Les enjeux sont doubles : d’une part, éviter une course effrénée au profit au détriment des droits fondamentaux ; d’autre part, ne pas freiner l’innovation face à la concurrence américaine et chinoise. Les débats au Parlement européen opposent ceux qui prônent une régulation stricte, comme le sénateur écologiste Yannick Jadot, à ceux qui craignent un excès de bureaucratie. « Climatosceptiques et climato-arrangeants sont des capitulards qui nous condamnent au pire », écrit Jadot dans une tribune au Monde, fustigeant les réticences à agir avec fermeté.

Hongrie : la « désorbanisation » à l’épreuve du pouvoir

Trois mois après son arrivée au pouvoir, le premier ministre hongrois Péter Magyar suscite déjà des interrogations. Son projet de « désorbanisation », présenté comme une rupture avec l’ère Viktor Orbán, se heurte à des critiques sur sa méthode. Mardi 11 août, le Parlement hongrois doit élire Andras Baka, ancien juge constitutionnel, à la présidence de la République. Une nomination décidée sans concertation, qui soulève des questions sur la pratique du pouvoir de Magyar.

« Il reproduit les mêmes réflexes centralisateurs que son prédécesseur », estime un analyste politique, pointant du doigt une tendance à contourner les institutions pour imposer ses choix. La Hongrie, membre de l’UE, reste sous surveillance pour ses atteintes à l’État de droit, et cette nomination pourrait raviver les tensions avec Bruxelles.

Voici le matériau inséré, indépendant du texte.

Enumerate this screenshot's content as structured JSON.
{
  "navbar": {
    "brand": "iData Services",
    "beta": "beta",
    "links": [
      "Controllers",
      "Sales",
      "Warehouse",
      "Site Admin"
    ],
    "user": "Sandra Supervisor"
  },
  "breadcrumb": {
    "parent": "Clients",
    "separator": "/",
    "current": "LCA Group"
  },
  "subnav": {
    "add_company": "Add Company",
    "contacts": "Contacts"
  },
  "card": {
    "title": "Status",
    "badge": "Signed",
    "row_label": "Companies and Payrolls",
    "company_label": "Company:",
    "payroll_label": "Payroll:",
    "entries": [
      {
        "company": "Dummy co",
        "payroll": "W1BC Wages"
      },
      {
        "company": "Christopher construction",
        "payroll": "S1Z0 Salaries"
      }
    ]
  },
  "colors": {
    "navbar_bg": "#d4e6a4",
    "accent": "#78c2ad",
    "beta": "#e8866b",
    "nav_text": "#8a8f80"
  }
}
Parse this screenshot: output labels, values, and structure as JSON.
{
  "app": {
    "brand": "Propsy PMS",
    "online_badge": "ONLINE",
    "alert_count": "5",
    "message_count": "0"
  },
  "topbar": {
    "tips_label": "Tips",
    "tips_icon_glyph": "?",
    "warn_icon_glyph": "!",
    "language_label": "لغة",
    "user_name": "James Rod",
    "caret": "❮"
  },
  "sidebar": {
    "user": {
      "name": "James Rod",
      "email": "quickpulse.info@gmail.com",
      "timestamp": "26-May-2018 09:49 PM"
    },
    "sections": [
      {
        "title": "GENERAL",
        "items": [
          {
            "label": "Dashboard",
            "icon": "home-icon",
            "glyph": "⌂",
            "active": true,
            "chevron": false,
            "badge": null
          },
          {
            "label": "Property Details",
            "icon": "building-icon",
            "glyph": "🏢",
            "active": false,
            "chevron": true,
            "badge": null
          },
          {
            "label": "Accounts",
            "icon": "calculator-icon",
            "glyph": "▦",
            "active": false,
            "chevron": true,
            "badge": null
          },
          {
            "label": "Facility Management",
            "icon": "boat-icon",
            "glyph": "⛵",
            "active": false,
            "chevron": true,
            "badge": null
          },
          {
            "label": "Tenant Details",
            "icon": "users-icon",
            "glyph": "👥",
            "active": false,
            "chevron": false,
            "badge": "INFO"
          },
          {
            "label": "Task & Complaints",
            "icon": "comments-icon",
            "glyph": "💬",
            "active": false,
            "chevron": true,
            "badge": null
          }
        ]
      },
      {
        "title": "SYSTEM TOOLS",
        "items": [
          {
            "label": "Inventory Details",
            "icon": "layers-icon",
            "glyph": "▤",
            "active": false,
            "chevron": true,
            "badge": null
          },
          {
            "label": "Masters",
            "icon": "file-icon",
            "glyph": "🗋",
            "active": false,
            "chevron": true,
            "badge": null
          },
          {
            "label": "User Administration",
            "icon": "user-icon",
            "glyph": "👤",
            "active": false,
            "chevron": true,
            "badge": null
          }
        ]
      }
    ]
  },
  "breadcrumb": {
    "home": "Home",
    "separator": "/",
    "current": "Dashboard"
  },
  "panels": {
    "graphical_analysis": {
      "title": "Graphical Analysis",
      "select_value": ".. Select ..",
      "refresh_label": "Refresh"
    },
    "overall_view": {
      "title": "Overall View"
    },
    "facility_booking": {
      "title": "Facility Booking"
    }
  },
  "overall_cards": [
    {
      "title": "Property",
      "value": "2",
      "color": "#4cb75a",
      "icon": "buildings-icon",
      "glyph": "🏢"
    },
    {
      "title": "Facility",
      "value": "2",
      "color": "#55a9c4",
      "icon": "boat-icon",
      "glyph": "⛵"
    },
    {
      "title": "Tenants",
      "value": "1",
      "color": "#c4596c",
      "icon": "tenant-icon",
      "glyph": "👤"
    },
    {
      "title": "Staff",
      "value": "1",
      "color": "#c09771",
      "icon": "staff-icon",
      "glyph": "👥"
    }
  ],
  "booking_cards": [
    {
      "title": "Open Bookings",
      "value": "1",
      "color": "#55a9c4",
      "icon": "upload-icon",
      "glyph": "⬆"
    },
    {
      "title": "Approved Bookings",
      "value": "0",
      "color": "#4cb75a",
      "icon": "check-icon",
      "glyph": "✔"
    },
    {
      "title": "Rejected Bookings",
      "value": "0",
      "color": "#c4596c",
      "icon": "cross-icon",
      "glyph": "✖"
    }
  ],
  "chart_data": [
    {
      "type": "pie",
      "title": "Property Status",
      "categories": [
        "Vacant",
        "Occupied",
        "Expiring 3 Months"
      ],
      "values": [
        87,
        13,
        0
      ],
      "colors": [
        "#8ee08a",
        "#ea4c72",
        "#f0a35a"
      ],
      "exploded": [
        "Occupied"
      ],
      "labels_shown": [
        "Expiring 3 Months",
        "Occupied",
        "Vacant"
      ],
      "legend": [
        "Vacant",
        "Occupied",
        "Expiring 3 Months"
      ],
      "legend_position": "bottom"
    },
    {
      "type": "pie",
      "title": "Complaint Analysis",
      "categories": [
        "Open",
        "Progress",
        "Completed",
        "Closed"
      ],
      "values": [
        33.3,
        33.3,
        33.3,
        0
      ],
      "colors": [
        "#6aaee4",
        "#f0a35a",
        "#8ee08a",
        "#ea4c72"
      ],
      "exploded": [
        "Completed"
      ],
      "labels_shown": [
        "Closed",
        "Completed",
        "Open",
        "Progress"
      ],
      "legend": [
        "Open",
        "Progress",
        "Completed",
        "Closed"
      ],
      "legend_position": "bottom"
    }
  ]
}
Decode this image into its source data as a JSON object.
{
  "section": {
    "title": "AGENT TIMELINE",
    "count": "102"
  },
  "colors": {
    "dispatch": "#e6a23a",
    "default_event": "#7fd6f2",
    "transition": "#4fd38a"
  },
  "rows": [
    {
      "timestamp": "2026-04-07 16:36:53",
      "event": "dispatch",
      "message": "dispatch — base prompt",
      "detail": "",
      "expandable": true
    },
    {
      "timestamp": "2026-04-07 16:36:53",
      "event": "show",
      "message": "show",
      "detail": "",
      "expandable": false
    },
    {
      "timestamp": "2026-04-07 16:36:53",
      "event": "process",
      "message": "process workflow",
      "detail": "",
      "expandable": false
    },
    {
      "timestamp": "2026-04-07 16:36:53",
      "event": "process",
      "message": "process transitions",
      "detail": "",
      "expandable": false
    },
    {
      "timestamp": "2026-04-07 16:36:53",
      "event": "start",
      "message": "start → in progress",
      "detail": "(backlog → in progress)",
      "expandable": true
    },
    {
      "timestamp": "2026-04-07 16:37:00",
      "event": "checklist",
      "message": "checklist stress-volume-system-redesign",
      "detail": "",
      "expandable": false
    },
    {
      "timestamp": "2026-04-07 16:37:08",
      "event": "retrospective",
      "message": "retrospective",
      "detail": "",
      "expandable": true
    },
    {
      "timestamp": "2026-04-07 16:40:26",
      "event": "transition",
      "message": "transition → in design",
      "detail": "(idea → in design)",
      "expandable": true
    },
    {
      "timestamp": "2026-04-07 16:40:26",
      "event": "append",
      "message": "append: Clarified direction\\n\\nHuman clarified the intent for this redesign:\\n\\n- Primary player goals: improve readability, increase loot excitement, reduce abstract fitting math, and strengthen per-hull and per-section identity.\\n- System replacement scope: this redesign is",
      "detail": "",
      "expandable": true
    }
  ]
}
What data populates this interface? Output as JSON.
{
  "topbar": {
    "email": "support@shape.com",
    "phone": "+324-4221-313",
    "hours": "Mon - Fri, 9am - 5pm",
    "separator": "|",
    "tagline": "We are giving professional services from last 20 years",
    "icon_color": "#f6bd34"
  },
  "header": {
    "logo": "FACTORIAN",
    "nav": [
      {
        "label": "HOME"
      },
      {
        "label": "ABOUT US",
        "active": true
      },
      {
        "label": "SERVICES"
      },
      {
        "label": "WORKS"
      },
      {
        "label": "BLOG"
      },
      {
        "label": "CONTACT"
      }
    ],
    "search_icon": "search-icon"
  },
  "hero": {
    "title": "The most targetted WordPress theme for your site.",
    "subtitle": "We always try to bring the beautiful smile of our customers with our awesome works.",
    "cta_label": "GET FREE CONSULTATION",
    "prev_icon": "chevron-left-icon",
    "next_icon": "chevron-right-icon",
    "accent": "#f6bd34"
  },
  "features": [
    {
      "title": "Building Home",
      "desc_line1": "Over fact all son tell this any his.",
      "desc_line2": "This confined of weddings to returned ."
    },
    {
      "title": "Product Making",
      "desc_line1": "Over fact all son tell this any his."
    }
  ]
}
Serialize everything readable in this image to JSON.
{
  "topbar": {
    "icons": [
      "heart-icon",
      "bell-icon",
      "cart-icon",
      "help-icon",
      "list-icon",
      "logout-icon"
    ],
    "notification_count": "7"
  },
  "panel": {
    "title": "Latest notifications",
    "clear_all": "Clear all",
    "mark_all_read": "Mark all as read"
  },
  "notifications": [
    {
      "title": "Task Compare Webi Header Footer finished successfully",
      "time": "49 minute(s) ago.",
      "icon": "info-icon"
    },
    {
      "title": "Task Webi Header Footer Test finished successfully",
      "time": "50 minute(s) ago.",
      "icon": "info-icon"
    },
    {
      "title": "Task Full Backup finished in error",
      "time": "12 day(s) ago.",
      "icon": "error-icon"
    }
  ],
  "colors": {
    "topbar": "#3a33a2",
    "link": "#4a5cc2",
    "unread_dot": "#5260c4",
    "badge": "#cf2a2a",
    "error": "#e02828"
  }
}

Pour Magyar, il s’agit de « moderniser » le pays, mais ses détracteurs y voient une simple redistribution des cartes au sein de la même élite.


Ces crises, qu’elles soient sanitaires, naturelles ou technologiques, rappellent une évidence : les défis du XXIe siècle ne connaissent pas de frontières. Leur gestion exige une coopération internationale renforcée, mais aussi une remise en question des modèles de gouvernance actuels. En RDC, en Colombie ou en Europe, la question n’est plus de savoir si les États sont prêts, mais comment ils peuvent l’être.